Personal Deductions: Back to the Future

Just as Washington is now scrambling to adopt a budget and new debt ceiling to avert a spending Fiscal Cliff, earlier in the year they enacted new tax legislation to avoid a tax Fiscal Cliff. In addition to changes related to tax rates, they enacted legislation that can have a significant impact on your personal deductions.

A tax law provision that limits the dollar amount of itemized deductions for high-income taxpayers is returning with a vengeance. The so-called “Pease rule” or “Pease amendment” — named for the Congressman who originally introduced it more than 20 years ago — could have a significant impact on your 2013 tax liability.

Under the Pease rule, certain itemized deductions are reduced if your adjusted gross income (AGI) exceeds a specific dollar threshold. The Pease rule was suspended for several years but the American Taxpayer Relief Act officially revived the Pease limitation on itemized deductions.

The Pease rule reduces the total amount of a higher-income taxpayer’s otherwise allowable itemized deductions by three percent of the amount by which the taxpayer’s adjusted gross income exceeds an applicable threshold. However, higher applicable threshold levels apply under the new law:
$300,000 for married couples and surviving spouses
$275,000 for heads of households
$250,000 for unmarried taxpayers
$150,000 for married taxpayers filing separately

However, the amount of itemized deductions is not reduced by more than 80 percent.
Note that the Pease rule does not apply to all itemized deductions, although several “big-ticket items” are on the list. This includes charitable donations, mortgage interest, state and local income taxes and property taxes, and miscellaneous expenses such as employee business expenses. It does not apply to medical expense deductions, investment interest deductions, casualty and theft deductions, or gambling loss deductions, but these other deductions already have built-in limits. For instance, medical expense deductions are generally limited to the excess above 10 percent of your AGI in 2013 (up from 7.5 percent in 2012).

Example 1: Suppose that John exceeds the AGI threshold by $200,000 and has $50,000 in annual deductions from charitable gifts, mortgage interest and state and local taxes. As a result, the reduction is equal to 3 percent of the $200,000 excess, or $6,000. So his itemized deductions of $50,000 are scaled back to $44,000.

Example 2: Now say that Jane exceeds the AGI threshold by $1 million and has $35,000 in annual deductions from charitable gifts, mortgage interest and state and local taxes. Normally, the reduction would be equal to 3 percent of the $1 million excess, or $30,000, cutting back her deductions to only $5,000. But this would be a reduction greater than 80 percent. As a result, the reduction cannot be more than $28,000, so Jane can deduct $7,000.

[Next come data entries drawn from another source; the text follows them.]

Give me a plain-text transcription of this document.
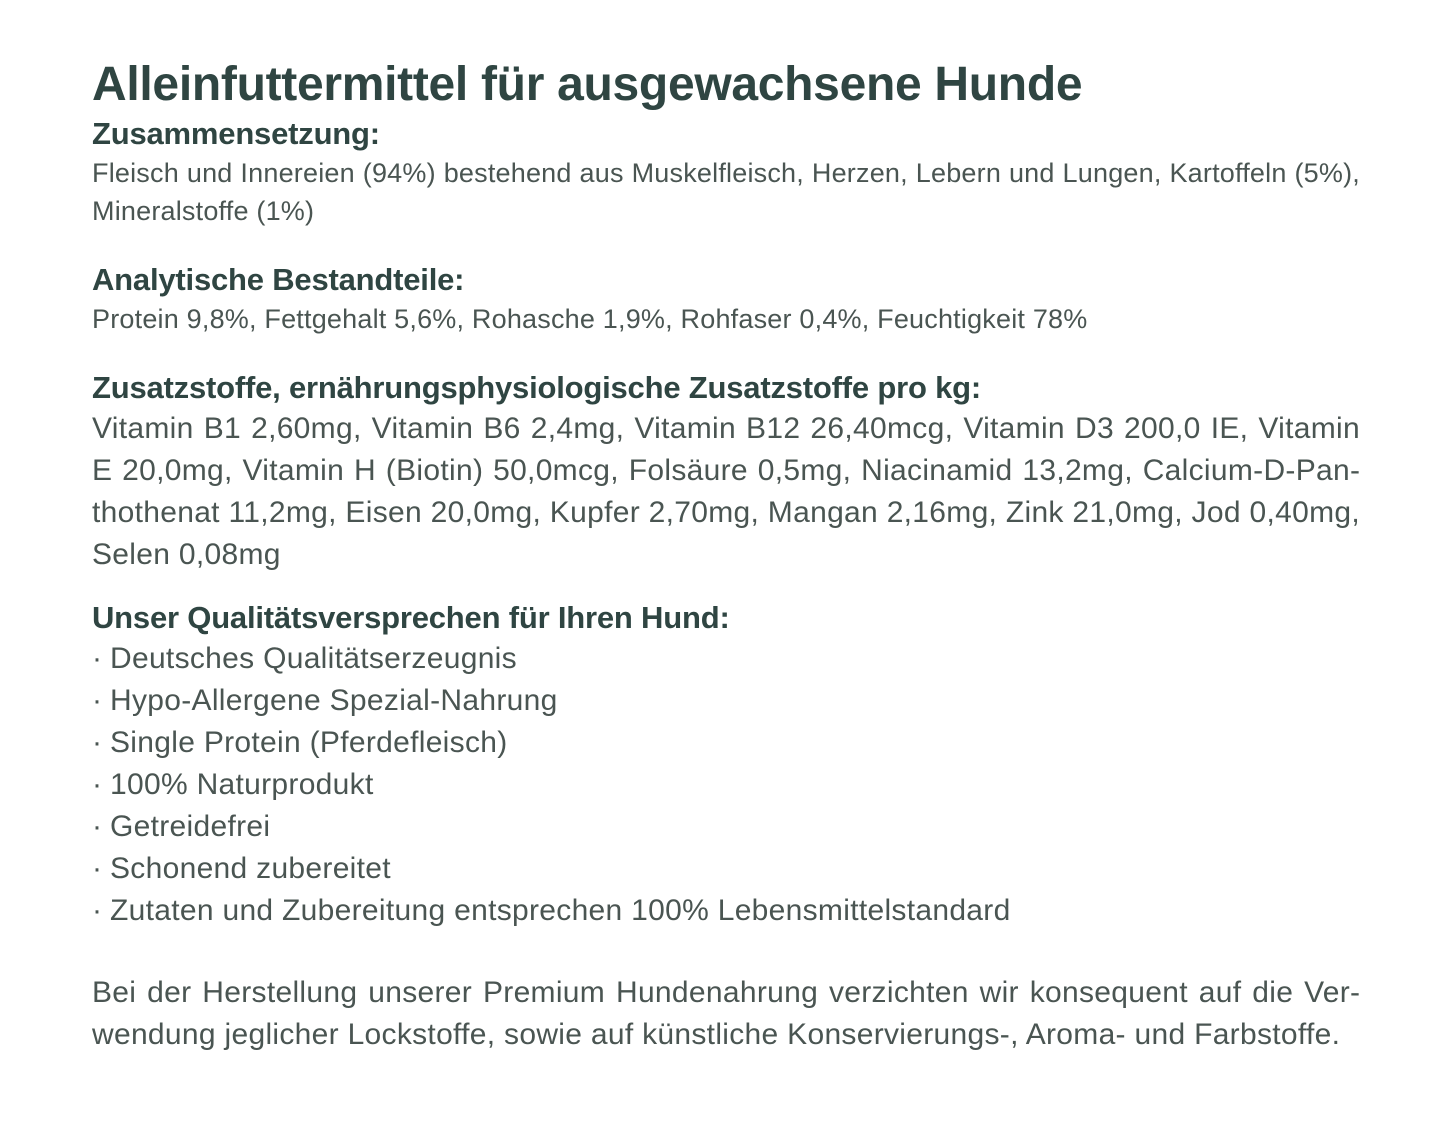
Alleinfuttermittel für ausgewachsene Hunde
Zusammensetzung:

Fleisch und Innereien (94%) bestehend aus Muskelfleisch, Herzen, Lebern und Lungen, Kartoffeln (5%), Mineralstoffe (1%)

Analytische Bestandteile:

Protein 9,8%, Fettgehalt 5,6%, Rohasche 1,9%, Rohfaser 0,4%, Feuchtigkeit 78%

Zusatzstoffe, ernährungsphysiologische Zusatzstoffe pro kg:

Vitamin B1 2,60mg, Vitamin B6 2,4mg, Vitamin B12 26,40mcg, Vitamin D3 200,0 IE, Vitamin E 20,0mg, Vitamin H (Biotin) 50,0mcg, Folsäure 0,5mg, Niacinamid 13,2mg, Calcium-D-Panthothenat 11,2mg, Eisen 20,0mg, Kupfer 2,70mg, Mangan 2,16mg, Zink 21,0mg, Jod 0,40mg, Selen 0,08mg

Unser Qualitätsversprechen für Ihren Hund:
· Deutsches Qualitätserzeugnis
· Hypo-Allergene Spezial-Nahrung
· Single Protein (Pferdefleisch)
· 100% Naturprodukt
· Getreidefrei
· Schonend zubereitet
· Zutaten und Zubereitung entsprechen 100% Lebensmittelstandard

Bei der Herstellung unserer Premium Hundenahrung verzichten wir konsequent auf die Verwendung jeglicher Lockstoffe, sowie auf künstliche Konservierungs-, Aroma- und Farbstoffe.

The American Taxpayer Relief Act also officially revives the personal exemption phase-out rules, but at the same threshold levels as the Pease rule.

Under the phase-out, the total amount of exemptions that may be claimed by taxpayers for themselves and their dependents is reduced by two percent for each $2,500, or portion thereof (two percent for each $1,250 for married couples filing separate returns) by which the taxpayer’s adjusted gross income exceeds the applicable threshold level.

Consider the potential impact of the Pease rule in 2013 and future years. It may encourage you to postpone charitable gifts to a low-tax year or accelerate deductible expenses into this year if you anticipate being below the AGI threshold.